Capítulo 2 – Do novo cinema ao cinema contemporâneo: a questão da identidade nacional no cinema português

2.2 A Invenção da Tradição: acerca da afirmação de um cânone no cinema português desde o novo cinema

Depois da análise do cinema nacional e das suas condicionantes, vamos debruçar-nos sobre a história do cinema português, para perceber de que forma o nosso caso de estudo, o cineasta João Canijo, dialoga com essa história. A nossa preocupação é, no âmbito desta investigação, perceber como o cinema português trabalhou o nacional e dialogou com tradições culturais diversas. Para esse caminho, será necessário proceder a um levantamento das relações entre a identidade nacional portuguesa e certas especificidades do cinema, sobretudo as suas condições de produção (incluindo a exibição) e paradigmas estilísticos. Pretende-se, de certa forma, traçar um panorama, que nos permitirá dois caminhos já no terceiro capítulo desta dissertação: por um lado, perceber a construção de um cânone, com o qual o trabalho de João Canijo dialogará; por outro, perceber de que forma o nacional foi discutido nesse cânone, para depois ser possível comparar, diacronicamente, com os filmes de João Canijo e a sua própria discussão nacional. Assim, neste subcapítulo, tentaremos fazer uma breve análise histórica que culminará no estudo de um cânone no cinema português desde os anos 1960. Esta elaboração histórica permitirá esclarecer certos aspetos da análise posterior à relação entre o cinema português e a identidade nacional, sobretudo do ponto de vista da sua tradição cultural.

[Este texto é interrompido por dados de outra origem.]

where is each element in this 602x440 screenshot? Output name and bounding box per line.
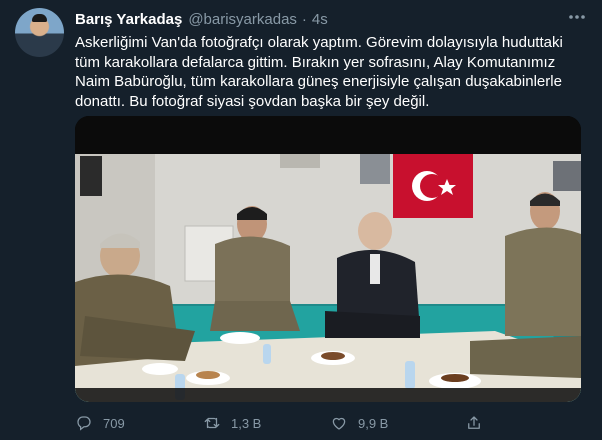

No contexto do cinema produzido em Portugal, ressalta um período histórico singular, a partir dos anos 1960, que precisamente constitui um cânone no cinema português. É aceite, no contexto desta pesquisa, a centralidade do movimento novo cinema

português. Para além deste, surge outro que se introduz apenas nos anos 1980: o de escola portuguesa. Sabemos que ambos são conceitos particularmente frágeis se os levarmos à

letra: isto é, a existência de um corpus de filmes com características comuns que se consubstanciaram numa escola cinematográfica. Para além disso, os conceitos pressupõem uma particular formulação nacional, o que também poderá ser problemático, já que não abrem a produção deste período a um necessário trânsito internacional. Contudo, como

veremos, a ideia de um novo cinema português111 pressupõe um determinado conjunto de autores e de filmes que, de facto, partilham algumas aspetos produtivos, temáticos e estilísticos. Generalizando, estes filmes têm em comum, sobretudo, uma visão dita moderna do cinema, e assumem a primazia dos realizadores enquanto autores da obra cinematográfica. De certa forma, esta nova vaga partilha dados formais e produtivos com o modelo do cinema de arte europeu: certos elementos estilísticos ou narrativos, mas também formas de produção e relações económicas com o Estado. Formou-se, assim, um núcleo nacional cujo discurso cultural se aproxima de outras cinematografias. Em termos genéricos, a ideia que preside a estes anos, foi explorada numa célebre frase do cineasta Paulo Rocha (cit. in Lemière, 2006, p. 747):

“Não há mercado, não há indústria, quase não há produtores. Mas há bons técnicos e bons actores, e uma dúzia de realizadores com imaginação e rigor, que estão habituados a correr riscos. Não há censura, não há modelos, cada filme é uma aventura solitária, laboriosa, obsessiva. Neste ambiente nascem obras inesperadas, mais líricas do que dramáticas, hesitando entre os fantasmas do passado e as tentações da arte moderna”.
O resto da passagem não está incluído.